Klimaanpassung zum Anfassen
Was auf 100 Quadratmetern wächst, ist mehr als ein symbolisches Schulprojekt. Drei bis vier Pflanzen pro Quadratmeter kommen in die Erde, die Setzlinge sind bis zu 50 Zentimeter hoch. Unter ihnen groß wachsende Arten wie Spitzahorn, Traubeneiche und Esche, dazu Feldahorn und Hainbuche, Sträucher wie Liguster und Heckenkirsche sowie Bodendecker und Kräuter wie Waldveilchen, Waldmeister und Bärlauch.

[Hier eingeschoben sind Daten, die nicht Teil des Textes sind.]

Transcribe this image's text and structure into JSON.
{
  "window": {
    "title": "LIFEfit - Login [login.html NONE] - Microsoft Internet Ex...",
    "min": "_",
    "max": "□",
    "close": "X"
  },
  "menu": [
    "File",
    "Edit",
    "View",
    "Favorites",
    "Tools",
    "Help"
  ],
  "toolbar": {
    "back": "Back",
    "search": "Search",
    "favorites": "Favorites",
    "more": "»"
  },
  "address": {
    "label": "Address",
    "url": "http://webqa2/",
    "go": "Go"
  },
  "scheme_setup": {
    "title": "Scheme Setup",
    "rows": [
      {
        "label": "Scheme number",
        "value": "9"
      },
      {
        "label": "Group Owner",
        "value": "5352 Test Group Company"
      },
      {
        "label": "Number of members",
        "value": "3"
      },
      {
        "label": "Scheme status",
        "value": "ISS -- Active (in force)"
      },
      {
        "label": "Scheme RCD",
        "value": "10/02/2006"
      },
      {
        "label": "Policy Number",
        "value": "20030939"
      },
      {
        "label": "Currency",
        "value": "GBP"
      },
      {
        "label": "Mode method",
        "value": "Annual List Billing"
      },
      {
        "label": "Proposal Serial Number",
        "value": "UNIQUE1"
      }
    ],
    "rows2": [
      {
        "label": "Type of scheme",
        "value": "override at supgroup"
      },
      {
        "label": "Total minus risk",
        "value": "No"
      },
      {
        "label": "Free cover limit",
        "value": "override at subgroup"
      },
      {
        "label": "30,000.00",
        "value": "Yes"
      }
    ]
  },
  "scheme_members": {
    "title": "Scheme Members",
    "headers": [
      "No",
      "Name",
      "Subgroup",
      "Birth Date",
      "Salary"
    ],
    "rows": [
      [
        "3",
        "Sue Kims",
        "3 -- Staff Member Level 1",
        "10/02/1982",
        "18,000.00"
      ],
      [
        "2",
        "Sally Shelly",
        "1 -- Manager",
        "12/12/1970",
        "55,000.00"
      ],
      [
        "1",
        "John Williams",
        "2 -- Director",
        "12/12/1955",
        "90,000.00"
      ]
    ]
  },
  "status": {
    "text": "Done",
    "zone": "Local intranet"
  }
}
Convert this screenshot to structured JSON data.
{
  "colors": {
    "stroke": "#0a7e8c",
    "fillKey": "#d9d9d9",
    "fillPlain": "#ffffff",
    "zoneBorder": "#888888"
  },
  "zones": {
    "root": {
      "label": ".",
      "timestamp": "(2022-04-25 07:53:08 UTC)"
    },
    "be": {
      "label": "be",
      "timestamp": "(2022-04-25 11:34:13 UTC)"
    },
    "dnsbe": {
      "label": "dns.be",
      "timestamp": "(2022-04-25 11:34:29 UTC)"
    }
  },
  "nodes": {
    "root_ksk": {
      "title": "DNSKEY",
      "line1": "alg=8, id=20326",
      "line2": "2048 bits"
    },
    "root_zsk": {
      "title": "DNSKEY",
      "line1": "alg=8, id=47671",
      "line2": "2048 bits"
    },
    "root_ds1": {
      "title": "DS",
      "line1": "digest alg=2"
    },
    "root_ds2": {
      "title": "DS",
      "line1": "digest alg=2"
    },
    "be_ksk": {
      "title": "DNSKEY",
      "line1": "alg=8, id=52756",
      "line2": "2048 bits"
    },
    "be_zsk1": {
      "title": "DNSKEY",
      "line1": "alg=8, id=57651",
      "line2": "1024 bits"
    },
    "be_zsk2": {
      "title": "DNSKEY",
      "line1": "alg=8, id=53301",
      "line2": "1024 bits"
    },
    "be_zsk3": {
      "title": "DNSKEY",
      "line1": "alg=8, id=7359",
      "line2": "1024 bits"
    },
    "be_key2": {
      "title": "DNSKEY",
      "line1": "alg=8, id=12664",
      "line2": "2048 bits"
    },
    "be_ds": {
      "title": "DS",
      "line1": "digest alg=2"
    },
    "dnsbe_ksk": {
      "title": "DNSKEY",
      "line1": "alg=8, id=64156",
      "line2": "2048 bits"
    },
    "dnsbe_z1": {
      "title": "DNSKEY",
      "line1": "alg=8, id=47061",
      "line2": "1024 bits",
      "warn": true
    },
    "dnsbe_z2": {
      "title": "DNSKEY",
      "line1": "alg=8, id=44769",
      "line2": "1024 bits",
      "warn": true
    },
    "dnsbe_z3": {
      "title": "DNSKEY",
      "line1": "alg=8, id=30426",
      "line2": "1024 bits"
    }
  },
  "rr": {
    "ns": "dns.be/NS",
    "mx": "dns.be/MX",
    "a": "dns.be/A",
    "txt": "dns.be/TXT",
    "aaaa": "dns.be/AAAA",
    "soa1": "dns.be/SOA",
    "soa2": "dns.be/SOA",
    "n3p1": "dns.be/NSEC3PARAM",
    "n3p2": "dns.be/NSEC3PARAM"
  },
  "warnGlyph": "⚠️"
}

Der dichte Bewuchs soll künftig für Kühlung sorgen, Regenwasser besser speichern und die Biodiversität erhöhen. Gleichzeitig entsteht ein „Grünes Klassenzimmer“ – ein Ort für Unterricht im Freien, Beobachtung und langfristige Dokumentation.
Umweltdezernent Jochen Kral spricht von einem „Lernprojekt mit echter Wirkung“. Schülerinnen und Schüler gestalteten aktiv mit, wie Schulgelände zur Klimaanpassung beitragen können.
Vorbereitung wie im Reallabor
Dem Pflanztag gingen Wochen intensiver Vorbereitung voraus. Die beteiligten Klassen analysierten Bodenproben und bestimmten im Grafenberger Wald heimische Pflanzenarten. Die Ergebnisse flossen direkt in das Pflanzschema ein. Der Miniwald wird damit zum Reallabor – mit der Perspektive, Wachstum, Artenvielfalt und Standortbedingungen über Jahre hinweg zu untersuchen.
Schulleiterin Sünke Rieken betont den pädagogischen Anspruch: Die Schule verstehe sich als Lernort der Zukunft. Der Miniwald verbinde Naturerfahrung und praxisnahes Lernen unmittelbar miteinander.
Auch Nadine Munkler, die den Schulacker betreut, sieht in der Aktion großes Potenzial. Gemeinsam mit ihrer Arbeitsgemeinschaft unterstützt sie die Pflanzung vor Ort. Die Begeisterung zeige, wie wirkungsvoll handlungsorientierter Unterricht sein könne.
Teil eines NetzwerksDie Realschule ist Teil des Düsseldorfer Netzwerks Bildung für nachhaltige Entwicklung (BNE). Schulen werden dort fachlich beraten und bei der dauerhaften Verankerung von Nachhaltigkeit im Schulalltag unterstützt.
Stefan Ferber, Leiter des Amtes für Umwelt- und Verbraucherschutz, wertet das Projekt als beispielhaft: Hier werde Nachhaltigkeit nicht nur unterrichtet, sondern konkret umgesetzt – und gleichzeitig ein Beitrag zu einer der drängendsten kommunalen Aufgaben geleistet.
Für die Jugendlichen bleibt am Ende mehr als ein Schultag im Freien. Wer einen Baum pflanzt, wird sein Wachstum über Jahre verfolgen. Und sieht das eigene Schulgelände künftig mit anderen Augen.